Powell knows more than anyone else about all the interwoven strands of these various cultures, both from his own knowledge and participation in the business and extensive, almost journalistic research.

He says he puts in as much as 10 hours a week researching his subjects, even those who he knows personally and there are a lot of those. And he works 40 to 50 hours a week scheduling, interviewing and then editing the episodes.

"Everybody's got a story that's kind of cookie cutter. And then you got to dig in to get the nooks and crannies to figure out the stuff," Powell said. "So if I have to call someone's cousin, sometimes I do, to get that detail that makes the podcast that much better."

"It's a regular job — a regular job with my name on it. So I'm going to go above and beyond in terms of research in terms of everything that I do with it," he said. "I want it to be great. And it's something that I'm passionate about as well. I feel like it's my duty to my guests to research to them in a proper way that gives them a great interview because I want every interview to be the one that they show everybody else.

"I know everybody's going to do interviews with other podcasts. I just want mine to be better."
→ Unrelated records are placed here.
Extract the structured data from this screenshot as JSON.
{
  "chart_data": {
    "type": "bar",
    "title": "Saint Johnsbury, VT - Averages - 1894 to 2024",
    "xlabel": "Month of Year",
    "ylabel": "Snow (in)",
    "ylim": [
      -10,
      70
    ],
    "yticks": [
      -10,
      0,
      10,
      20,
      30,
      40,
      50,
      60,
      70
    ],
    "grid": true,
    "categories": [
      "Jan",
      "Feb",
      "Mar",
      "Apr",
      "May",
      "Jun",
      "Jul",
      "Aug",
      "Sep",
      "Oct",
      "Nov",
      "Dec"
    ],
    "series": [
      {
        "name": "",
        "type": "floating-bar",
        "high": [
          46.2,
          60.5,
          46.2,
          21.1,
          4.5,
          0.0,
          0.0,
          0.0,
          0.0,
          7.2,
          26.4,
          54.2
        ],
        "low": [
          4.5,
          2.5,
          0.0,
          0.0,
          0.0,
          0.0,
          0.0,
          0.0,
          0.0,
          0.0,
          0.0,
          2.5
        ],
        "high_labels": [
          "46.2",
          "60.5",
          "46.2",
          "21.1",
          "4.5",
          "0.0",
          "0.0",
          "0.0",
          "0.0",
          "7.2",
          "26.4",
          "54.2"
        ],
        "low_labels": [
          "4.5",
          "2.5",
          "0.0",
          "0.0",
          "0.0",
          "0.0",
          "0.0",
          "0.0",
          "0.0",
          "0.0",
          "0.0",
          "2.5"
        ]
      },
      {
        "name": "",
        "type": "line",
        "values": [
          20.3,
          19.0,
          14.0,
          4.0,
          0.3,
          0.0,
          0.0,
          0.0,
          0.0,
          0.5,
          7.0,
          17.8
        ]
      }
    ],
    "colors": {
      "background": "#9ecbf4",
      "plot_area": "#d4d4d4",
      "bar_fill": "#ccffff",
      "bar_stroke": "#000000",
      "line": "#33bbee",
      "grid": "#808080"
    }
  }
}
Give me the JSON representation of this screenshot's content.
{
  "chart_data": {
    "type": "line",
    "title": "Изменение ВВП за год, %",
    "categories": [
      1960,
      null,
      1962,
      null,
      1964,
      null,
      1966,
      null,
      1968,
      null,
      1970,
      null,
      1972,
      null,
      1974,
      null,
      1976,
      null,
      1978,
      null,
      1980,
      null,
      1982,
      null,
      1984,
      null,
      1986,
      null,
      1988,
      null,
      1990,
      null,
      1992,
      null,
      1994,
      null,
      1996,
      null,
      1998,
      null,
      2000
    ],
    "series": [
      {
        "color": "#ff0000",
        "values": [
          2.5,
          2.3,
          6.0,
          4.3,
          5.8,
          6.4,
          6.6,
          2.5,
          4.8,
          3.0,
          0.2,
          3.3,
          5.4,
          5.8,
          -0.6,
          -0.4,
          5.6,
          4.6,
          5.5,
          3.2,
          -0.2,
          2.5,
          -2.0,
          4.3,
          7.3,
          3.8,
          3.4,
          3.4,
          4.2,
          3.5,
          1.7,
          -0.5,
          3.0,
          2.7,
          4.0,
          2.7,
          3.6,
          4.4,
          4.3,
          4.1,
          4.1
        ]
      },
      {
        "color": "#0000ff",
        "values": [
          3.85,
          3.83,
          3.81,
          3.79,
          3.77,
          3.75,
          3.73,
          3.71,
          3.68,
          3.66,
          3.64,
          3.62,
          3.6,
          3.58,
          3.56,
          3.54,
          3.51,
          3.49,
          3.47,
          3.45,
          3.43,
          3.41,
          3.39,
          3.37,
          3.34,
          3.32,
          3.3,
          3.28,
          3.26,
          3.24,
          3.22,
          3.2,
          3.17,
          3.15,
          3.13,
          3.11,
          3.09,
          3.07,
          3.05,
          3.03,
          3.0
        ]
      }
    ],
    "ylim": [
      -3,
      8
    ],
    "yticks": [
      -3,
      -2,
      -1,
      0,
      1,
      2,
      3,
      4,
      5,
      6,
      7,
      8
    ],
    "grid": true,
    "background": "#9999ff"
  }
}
Beware in the backcountry and out of bounds

The out-of-bounds fiasco that happened at Killington the frigid weekend of Jan. 20-21 should be a cautionary lesson for skiers who like to ski in the woods.

That situation, involving more than 20 skiers and snowboarders who either disregarded ski area boundary limits or simply got lost in the woods but didn't mean to venture into prohibited territory, ended well with everyone rescued unhurt.
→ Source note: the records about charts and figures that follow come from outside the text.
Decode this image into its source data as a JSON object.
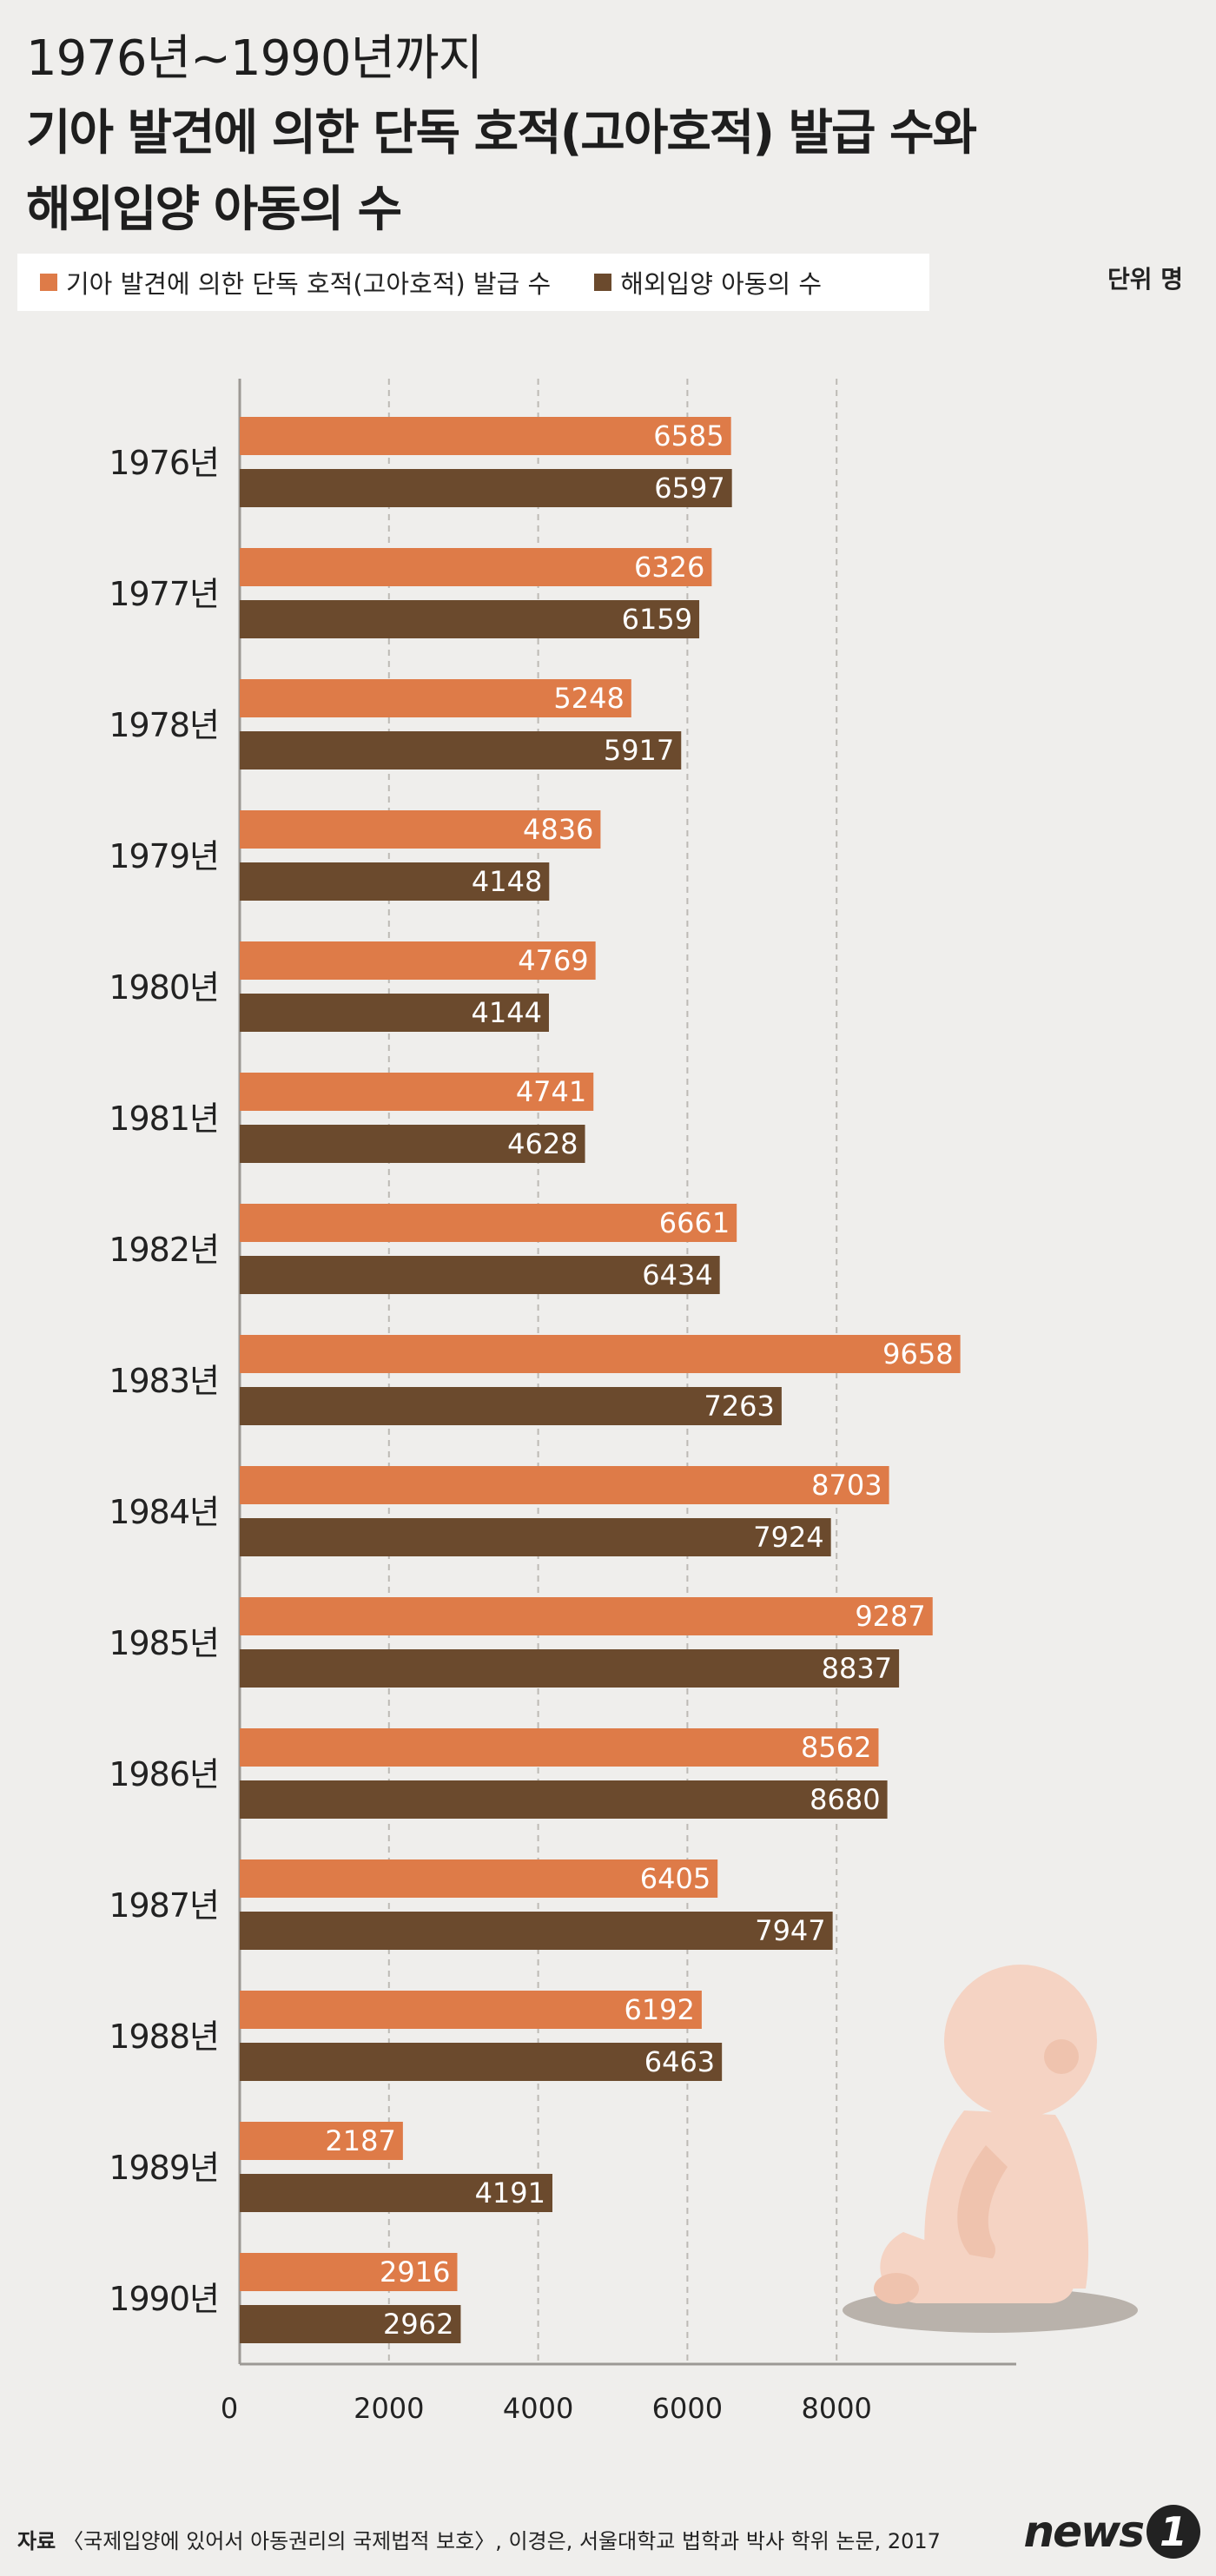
{
  "header": {
    "title_line1": "1976년~1990년까지",
    "title_line2": "기아 발견에 의한 단독 호적(고아호적) 발급 수와",
    "title_line3": "해외입양 아동의 수",
    "unit": "단위 명"
  },
  "colors": {
    "series1": "#de7b48",
    "series2": "#6b4a2d",
    "grid": "#bdbab5",
    "axis": "#9c9995",
    "background": "#efeeec",
    "baby": "#f5d3c3"
  },
  "chart_data": {
    "type": "bar",
    "orientation": "horizontal",
    "title": "1976년~1990년까지 기아 발견에 의한 단독 호적(고아호적) 발급 수와 해외입양 아동의 수",
    "unit": "단위 명",
    "categories": [
      "1976년",
      "1977년",
      "1978년",
      "1979년",
      "1980년",
      "1981년",
      "1982년",
      "1983년",
      "1984년",
      "1985년",
      "1986년",
      "1987년",
      "1988년",
      "1989년",
      "1990년"
    ],
    "series": [
      {
        "name": "기아 발견에 의한 단독 호적(고아호적) 발급 수",
        "values": [
          6585,
          6326,
          5248,
          4836,
          4769,
          4741,
          6661,
          9658,
          8703,
          9287,
          8562,
          6405,
          6192,
          2187,
          2916
        ]
      },
      {
        "name": "해외입양 아동의 수",
        "values": [
          6597,
          6159,
          5917,
          4148,
          4144,
          4628,
          6434,
          7263,
          7924,
          8837,
          8680,
          7947,
          6463,
          4191,
          2962
        ]
      }
    ],
    "xlim": [
      0,
      10000
    ],
    "xticks": [
      0,
      2000,
      4000,
      6000,
      8000
    ],
    "grid": true,
    "legend": "top-left"
  },
  "footer": {
    "source_label": "자료",
    "source_text": "〈국제입양에 있어서 아동권리의 국제법적 보호〉, 이경은, 서울대학교 법학과 박사 학위 논문, 2017",
    "logo_text": "news",
    "logo_number": "1"
  }
}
But a tragic episode in the White Mountains backcountry of New Hampshire in which an experienced hiker and guide, Christopher Roma, was found dead of exposure on Jan. 18, is even scarier because Roma's backwoods pedigree. The 37-year-old had completed the "triple crown of hiking," finishing the country's three major long-distance hiking trails: the Appalachian Trail, Continental Divide Trail and Pacific Coast Trail.

Roma was found in a remote stretch of trail near Mount Guyot, one of New Hampshire's 48 4,000-foot-plus mountains.

Maybe the lesson of Roma's death is to never be afraid to turn back, no matter how experienced or brave you are.

The Killington situation is murkier because it is possible to not see boundary signs and ski areas can't mark the entirety of their boundaries.

But do know this.

Don't ski or ride out of bounds unless it's a designated backcountry area like Tuckerman Ravine or the Gulf of Slides on Mount Washington, one of the many gladed forest zones that have been legally cleared by groups like the Granite Backcountry Alliance or Western Massachusetts Backcountry Alliance, or a ski area's own designated sidecountry or backcountry such as Sugarloaf's Burnt Mountain and Brackett Basin.

For people who crave adventure there's plenty of mapped-out, accessible backcountry in New England. Yes, that can be dangerous too. But it's allowed, and much of it is patrolled.

In the Killington case, the ski area — which reportedly fired an employee who allegedly ducked a boundary rope — was not and should not have been responsible for the carelessness or willful recklessness of the skiers and riders who ventured into woods they did not have the skill, preparation or right to ski.